Additionally: This transform uses a whitelist of instructions that it
knows do have side effects, (a.k.a. combinators). It assumes other
instructions have side effects: it will not remove them, and assumes
they have side effects via their ID operands.
A SSA local variable load/store elimination pass.
For every entry point function, eliminate all loads and stores of function
scope variables only referenced with non-access-chain loads and stores.
Eliminate the variables as well.
The presence of access chain references and function calls can inhibit
the above optimization.
Only shader modules with logical addressing are currently processed.
Currently modules with any extensions enabled are not processed. This
is left for future work.
This pass is most effective if preceeded by Inlining and
LocalAccessChainConvert. LocalSingleStoreElim and LocalSingleBlockElim
will reduce the work that this pass has to do.
Add --flatten-decorations to spirv-opt
Flattens decoration groups. That is, replace OpDecorationGroup
and its uses in OpGroupDecorate and OpGroupMemberDecorate with
ordinary OpDecorate and OpMemberDecorate instructions.

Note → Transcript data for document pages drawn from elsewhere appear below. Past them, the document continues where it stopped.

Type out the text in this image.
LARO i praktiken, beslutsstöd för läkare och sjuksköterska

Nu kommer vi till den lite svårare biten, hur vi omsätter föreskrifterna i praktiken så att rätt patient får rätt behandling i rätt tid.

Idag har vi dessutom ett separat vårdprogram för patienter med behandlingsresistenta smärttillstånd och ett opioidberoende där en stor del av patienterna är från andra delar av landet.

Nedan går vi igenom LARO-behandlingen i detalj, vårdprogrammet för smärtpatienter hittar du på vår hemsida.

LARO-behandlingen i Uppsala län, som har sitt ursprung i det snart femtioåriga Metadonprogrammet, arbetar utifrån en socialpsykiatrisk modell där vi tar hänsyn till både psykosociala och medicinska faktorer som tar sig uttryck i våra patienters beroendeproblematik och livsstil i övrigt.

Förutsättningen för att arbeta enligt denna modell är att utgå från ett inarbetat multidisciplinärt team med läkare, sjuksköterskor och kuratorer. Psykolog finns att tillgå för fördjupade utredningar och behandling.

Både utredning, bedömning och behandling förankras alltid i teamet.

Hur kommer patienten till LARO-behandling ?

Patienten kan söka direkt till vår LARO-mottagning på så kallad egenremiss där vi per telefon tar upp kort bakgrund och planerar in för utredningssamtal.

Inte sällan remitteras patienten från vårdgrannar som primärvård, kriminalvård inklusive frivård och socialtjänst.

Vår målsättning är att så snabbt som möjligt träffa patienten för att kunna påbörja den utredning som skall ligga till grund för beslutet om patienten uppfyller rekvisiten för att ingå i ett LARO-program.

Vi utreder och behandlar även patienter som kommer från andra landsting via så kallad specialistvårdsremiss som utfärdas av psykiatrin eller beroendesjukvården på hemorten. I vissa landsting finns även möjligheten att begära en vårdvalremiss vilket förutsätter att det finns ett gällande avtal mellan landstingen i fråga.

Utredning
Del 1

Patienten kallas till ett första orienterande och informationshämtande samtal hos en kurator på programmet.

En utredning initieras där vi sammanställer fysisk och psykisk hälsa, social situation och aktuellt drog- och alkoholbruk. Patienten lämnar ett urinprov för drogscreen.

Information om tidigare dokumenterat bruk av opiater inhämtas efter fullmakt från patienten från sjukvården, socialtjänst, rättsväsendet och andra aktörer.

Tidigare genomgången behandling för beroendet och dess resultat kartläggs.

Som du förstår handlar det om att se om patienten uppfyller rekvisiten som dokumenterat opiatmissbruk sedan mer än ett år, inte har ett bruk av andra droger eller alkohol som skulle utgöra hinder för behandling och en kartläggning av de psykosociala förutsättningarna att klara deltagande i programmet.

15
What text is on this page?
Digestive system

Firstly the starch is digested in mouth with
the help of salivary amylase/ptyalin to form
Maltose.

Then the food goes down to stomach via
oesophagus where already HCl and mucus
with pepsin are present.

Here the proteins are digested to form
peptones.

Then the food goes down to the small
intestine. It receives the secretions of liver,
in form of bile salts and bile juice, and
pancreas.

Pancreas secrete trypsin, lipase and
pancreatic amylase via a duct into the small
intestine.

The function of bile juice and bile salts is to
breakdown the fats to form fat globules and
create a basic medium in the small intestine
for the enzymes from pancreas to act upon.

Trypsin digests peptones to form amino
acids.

Fixes https://github.com/KhronosGroup/SPIRV-Tools/issues/602
The pass instance is constructed with a map from spec id (uint32_t) to
default values in string format. The default value strings will be
parsed to numbers according to the target spec constant type.
If the Spec Id decoration is found to be applied on multiple different
target ids, that decoration instruction (OpDecorate or OpGroupDecorate)
will be skipped. But other decoration instrucitons may still be
processed.
De-duplicate constants and unifies the uses of constants for a SPIR-V
module. If two constants are defined exactly the same, only one of them
will be kept and all the uses of the removed constant will be redirected
to the kept one.
This pass handles normal constants (defined with
OpConstant{|True|False|Composite}), some spec constants (those defined
with OpSpecConstant{Op|Composite}) and null constants (defined with
OpConstantNull).
There are several cases not handled by this pass:
1) If there are decorations for the result id of a constant defining
instruction, that instruction will not be processed. This means the
instruction won't be used to replace other instructions and other
instructions won't be used to replace it either.
2) This pass does not unify null constants (defined with
OpConstantNull instruction) with their equivalent zero-valued normal
constants (defined with OpConstant{|False|Composite} with zero as the
operand values or component values).
For the spec constants defined by OpSpecConstantOp and
OpSpecContantComposite, if all of their operands are constants with
determined values (normal constants whose values are fixed), calculate
the correct values of the spec constants and re-define them as normal
constants.
In short, this pass replaces all the spec constants defined by
OpSpecContantOp and OpSpecConstantComposite with normal constants when
possible. So far not all valid operations of OpSpecConstantOp are
supported, we have several constriction here:
1) Only 32-bit integer and boolean (both scalar and vector) are
supported for any arithmetic operations. Integers in other width (like
64-bit) are not supported.
2) OpSConvert, OpFConvert, OpQuantizeToF16, and all the
operations under Kernel capability, are not supported.
3) OpCompositeInsert is not supported.
Note that this pass does not unify normal constants. This means it is
possible to have new generatd constants defining the same values.
Add a pass to freeze spec constants to their default values. This pass does
not fold the frozen spec constants and does not handle SpecConstantOp
instructions and SpecConstantComposite instructions.